Vitality on its Netball World Cup sponsorship: We won’t take a cookie-cutter approach
The health insurance provider says its challenger status means it can take a “nimble and innovative” approach into its sponsorship of the Netball World Cup, but it must ensure it remains reactive and responsive.
As the conversation around women’s sport continues to gather momentum, Vitality is adamant its partnership with England Netball and its title sponsorship of the Vitality Netball World Cup means more than simply tapping into a culturally relevant conversation.
Instead, Vitality’s brand director Chrissy Fice says its philosophy is to boost participation and create a platform that has the potential to turn the Vitality Roses into household names.
“We are here to support and enable the growth of women’s sport, we’re not here to debit anything from the growth. We’re not looking at our investment in women and in sport through the spectrum of commercial gain,” Fice explains.
“We are simply following through with a core purpose that unlocks opportunities for more women to be involved in sport.”
Having only entered the UK market five years ago, Vitality has already established a partnership portfolio that features the Arsenal and Chelsea women’s football teams, as well as the England Cricket Board and England Hockey.
Last year, Vitality also extended its sponsorship of Netball England for another three years with the core purpose of growing interest and raising the profile of the sport and its players.
“Celebrating women and encouraging women to get involved in sport is just part of a journey we’ve been on for many years. And one we intend to carry on with for many years to come,” Fice says.
There’s a virtuous circle we’ve been able to achieve through netball. It’s a 360 model that begins and ends with participation.
Chrissy Fice, Vitality
“If we get it right it will have a broader impact on society as a whole and that is our philosophical reason to be involved in sport and be inclusive regardless of age, ability and gender.”
But getting it right requires investing in the right platforms and channels, in addition to remaining responsive and reactive to what happens on the court and then leveraging those contextually relevant conversations through marketing.
Fice explains that it is vital to be “ready and geared” in terms of reacting and responding to potential marketing moments as they arrive.
“We’re a challenger brand, a disrupter, and what that means is we have a very nimble approach to marketing.
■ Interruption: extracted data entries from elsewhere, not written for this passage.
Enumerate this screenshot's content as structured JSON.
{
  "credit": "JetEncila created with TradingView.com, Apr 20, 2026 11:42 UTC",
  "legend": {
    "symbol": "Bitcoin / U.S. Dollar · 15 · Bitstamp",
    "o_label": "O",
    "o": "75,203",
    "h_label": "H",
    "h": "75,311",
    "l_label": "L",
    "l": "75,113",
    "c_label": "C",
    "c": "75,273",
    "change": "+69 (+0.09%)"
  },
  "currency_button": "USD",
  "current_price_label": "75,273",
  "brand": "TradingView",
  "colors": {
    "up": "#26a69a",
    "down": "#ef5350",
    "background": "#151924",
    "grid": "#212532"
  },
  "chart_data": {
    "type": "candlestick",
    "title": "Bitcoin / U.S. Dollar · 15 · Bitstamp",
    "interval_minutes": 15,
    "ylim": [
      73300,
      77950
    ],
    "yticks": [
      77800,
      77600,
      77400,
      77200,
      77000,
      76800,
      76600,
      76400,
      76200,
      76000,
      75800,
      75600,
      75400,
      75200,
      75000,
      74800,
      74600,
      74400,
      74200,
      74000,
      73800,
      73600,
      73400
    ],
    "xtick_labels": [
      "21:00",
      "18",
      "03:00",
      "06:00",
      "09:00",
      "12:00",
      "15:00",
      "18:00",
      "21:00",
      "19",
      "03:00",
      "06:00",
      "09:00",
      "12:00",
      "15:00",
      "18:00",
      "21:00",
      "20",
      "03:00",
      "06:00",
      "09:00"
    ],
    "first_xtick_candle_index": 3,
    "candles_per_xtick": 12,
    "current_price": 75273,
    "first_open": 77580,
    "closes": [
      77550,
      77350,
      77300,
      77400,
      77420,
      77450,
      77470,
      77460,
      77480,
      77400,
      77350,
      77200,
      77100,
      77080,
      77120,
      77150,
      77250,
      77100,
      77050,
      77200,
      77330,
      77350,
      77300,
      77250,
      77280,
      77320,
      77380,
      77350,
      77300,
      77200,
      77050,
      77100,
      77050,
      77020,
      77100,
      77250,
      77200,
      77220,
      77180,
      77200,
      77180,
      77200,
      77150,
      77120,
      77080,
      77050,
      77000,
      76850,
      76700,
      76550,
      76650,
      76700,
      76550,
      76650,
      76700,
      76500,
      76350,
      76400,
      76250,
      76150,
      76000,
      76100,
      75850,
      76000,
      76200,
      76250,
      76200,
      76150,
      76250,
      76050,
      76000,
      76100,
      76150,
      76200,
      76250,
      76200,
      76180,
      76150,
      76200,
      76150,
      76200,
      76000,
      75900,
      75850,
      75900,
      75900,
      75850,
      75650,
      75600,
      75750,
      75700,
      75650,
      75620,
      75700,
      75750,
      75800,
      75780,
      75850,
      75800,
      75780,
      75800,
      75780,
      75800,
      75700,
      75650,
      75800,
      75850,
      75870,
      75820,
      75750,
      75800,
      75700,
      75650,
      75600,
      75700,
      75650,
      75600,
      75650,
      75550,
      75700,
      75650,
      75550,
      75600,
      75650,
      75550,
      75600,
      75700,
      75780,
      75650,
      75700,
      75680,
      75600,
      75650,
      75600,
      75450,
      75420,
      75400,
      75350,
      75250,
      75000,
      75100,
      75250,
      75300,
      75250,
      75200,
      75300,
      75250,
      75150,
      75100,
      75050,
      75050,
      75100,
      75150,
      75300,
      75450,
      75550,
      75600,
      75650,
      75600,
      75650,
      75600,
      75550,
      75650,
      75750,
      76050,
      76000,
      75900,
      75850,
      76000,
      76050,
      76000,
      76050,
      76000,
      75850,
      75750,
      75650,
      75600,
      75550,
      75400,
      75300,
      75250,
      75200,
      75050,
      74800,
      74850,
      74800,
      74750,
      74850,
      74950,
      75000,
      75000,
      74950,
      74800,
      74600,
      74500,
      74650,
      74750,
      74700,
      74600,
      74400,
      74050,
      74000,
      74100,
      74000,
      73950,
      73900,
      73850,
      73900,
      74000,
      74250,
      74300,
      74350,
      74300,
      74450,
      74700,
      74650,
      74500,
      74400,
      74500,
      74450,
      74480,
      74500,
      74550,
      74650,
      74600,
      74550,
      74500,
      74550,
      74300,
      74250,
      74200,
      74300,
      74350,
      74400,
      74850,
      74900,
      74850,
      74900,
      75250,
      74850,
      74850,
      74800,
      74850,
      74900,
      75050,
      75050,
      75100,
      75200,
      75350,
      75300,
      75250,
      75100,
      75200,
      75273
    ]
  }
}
We can be incredibly responsive and opportunistic, which is hard-wired into who we are as a brand and how we develop marketing strategies,” Fice says.
“We’ve been able to innovate our approach rather than taking a cookie-cutter approach to it.”
In order to boost the profile of England’s national netball team, which is still riding a wave of success and increased awareness since it’s Commonwealth Games win in Australia last year, Fice says Vitality has produced a series of idents that will run on Sky Sports and feature three Vitality Roses netballers – Jade Clarke, Francesca Williams and Rachel Dunn.
As part of the partnership, Vitality is also running a #WeAreRising initiative designed to fund grassroots coaches. For instance, for every 100 goals scored during the World Cup and associated activations, Vitality will fund one person to obtain a level one coaching certificate through England Netball.
“The coaching initiative was the result of long discussions with England Netball into how we could make an impact. We were happy to arrive at a place where we could continue to make a contribution to participation for the long-term,” Fice explains.
“There’s a virtuous circle we’ve been able to achieve through netball. It’s a 360 model that begins and ends with participation.”
The coaches’ journeys will be shared via social media, which Fice considers to be the most important platform for the Vitality brand, but says they mustn’t overlook the power of broadcast.
“It’s unavoidable to highlight the value of social because it offers not just a broadcast platform but the opportunity for engagement. It allows us to hear what the fans are thinking and feeling,” she says.
“It’s all about harmonisation and taking an integrated approach where we are utilising the channels that give us a broad reach like broadcast but working on those digital social channels to create a language and a narrative and conversation.”
Fice concludes that increasing participation will be a key measure of success.
“[Participation] will be a measure of how far the successes of the tournament itself and the partnership go,” she adds.
The Vitality Netball World Cup starts tomorrow (12 July) and runs until 21 July.